Certains habitants du nord de l’État sont passés, en un roulement de tonnerre, des évacuations liées aux feux de forêt aux routes coupées par les pluies intenses du week-end dernier.
« Pas adaptés »
Ces variations n’ont cessé de gagner en intensité au cours de la dernière décennie et cela ne devrait pas être une surprise, relève Marty Ralph, directeur d’un centre d’étude des événements météorologiques extrêmes dans l’Ouest américain.
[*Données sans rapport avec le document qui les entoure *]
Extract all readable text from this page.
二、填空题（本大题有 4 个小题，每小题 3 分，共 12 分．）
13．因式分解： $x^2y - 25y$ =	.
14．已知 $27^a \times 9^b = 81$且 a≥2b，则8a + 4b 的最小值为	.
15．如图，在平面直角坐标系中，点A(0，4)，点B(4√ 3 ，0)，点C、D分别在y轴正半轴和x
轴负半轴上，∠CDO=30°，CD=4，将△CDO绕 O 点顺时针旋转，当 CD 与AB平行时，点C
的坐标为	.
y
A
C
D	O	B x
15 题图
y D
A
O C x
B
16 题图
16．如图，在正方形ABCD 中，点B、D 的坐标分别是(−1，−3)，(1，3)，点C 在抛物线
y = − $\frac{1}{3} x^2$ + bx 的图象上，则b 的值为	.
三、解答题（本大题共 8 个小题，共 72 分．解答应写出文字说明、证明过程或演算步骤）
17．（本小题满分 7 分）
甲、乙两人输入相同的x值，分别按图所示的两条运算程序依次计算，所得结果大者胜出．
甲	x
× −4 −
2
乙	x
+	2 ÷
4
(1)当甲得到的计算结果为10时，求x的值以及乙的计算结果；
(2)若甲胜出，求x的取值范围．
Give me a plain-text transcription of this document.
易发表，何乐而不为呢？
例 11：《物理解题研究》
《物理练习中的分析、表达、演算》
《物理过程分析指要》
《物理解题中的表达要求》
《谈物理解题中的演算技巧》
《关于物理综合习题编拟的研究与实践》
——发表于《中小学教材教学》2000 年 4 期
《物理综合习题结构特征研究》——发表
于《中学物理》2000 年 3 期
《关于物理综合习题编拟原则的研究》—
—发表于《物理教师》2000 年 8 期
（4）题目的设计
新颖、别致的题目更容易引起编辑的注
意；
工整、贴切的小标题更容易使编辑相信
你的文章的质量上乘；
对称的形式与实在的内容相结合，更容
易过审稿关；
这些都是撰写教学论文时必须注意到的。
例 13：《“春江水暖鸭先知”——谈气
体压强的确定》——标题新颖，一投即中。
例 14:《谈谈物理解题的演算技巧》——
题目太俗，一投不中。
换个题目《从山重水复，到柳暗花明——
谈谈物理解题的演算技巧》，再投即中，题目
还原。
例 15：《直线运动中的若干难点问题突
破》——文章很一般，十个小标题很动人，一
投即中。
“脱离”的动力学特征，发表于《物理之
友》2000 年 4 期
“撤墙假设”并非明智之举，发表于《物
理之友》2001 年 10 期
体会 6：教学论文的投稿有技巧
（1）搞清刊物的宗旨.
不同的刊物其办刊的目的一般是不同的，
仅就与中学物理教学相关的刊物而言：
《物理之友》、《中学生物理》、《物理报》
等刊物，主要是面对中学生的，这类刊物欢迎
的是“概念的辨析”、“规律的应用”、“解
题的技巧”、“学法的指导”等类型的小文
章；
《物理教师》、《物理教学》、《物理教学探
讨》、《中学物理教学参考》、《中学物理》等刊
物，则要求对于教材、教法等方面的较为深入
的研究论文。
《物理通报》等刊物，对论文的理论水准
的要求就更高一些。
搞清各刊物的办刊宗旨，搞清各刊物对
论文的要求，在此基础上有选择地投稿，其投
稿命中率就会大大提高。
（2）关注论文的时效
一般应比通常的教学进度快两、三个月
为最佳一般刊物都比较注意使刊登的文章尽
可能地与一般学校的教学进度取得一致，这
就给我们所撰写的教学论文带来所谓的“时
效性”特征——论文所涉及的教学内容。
C’est « cohérent avec ce qu’indiquaient les projections climatiques », dit le chercheur basé à San Diego.
La Californie parviendra-t-elle à traverser sans dommages de tels phénomènes ? « Je n’en sais franchement rien. Ce que je peux dire au vu des événements météorologiques des derniers mois, c’est que les Californiens ne sont pas bien adaptés au type de météo qu’ils ont actuellement, et encore moins à ce qui les attend », répond M. Mankin.
« Il sera plus difficile pour les infrastructures actuelles de recueillir suffisamment d’eau durant des périodes pluvieuses plus courtes », dit Marty Ralph.
La clef réside pour lui dans la capacité à mieux anticiper les épisodes pluvieux intenses et dans l’adaptation des canaux et des barrages. « Si nous avons un système de prévision fiable, on pourra relâcher de l’eau avant les tempêtes pour permettre d’absorber les inondations », explique-t-il.
Les pluies diluviennes ont certes mis un coup d’arrêt à la saison des incendies, mais ne suffisent pas à résoudre la sécheresse chronique qui sévit dans l’Ouest.
« La sécheresse sera toujours là la semaine prochaine. C’est comme si vous deviez 1000 dollars et que vous en gagniez 200, vous êtes toujours débiteur de 800 dollars », souligne Justin Mankin.
Pour la Californie, le changement climatique n’est pas une possibilité, c’est déjà une réalité, rappelle-t-il, alors que les leaders mondiaux s’apprêtent à se rassembler dimanche à Glasgow (Ecosse) pour la COP26, conférence cruciale pour lutter contre le réchauffement.
« Si nous limitons nos émissions (de gaz à effet de serre) — ce qui devrait être notre priorité immédiate — nous arriverons juste à éviter que cela empire. Cela ne l’empêchera pas d’arriver », prévient le chercheur.
« Ce que montrent les meilleures prédictions scientifiques disponibles, c’est que le climat est en train de changer. Il a changé et il va probablement continuer de le faire », renchérit Marty Ralph.
« C’est un mouvement très lent comparé à la vie d’un être humain. À l’échelle de la planète, c’est en un clin d’œil », dit-il.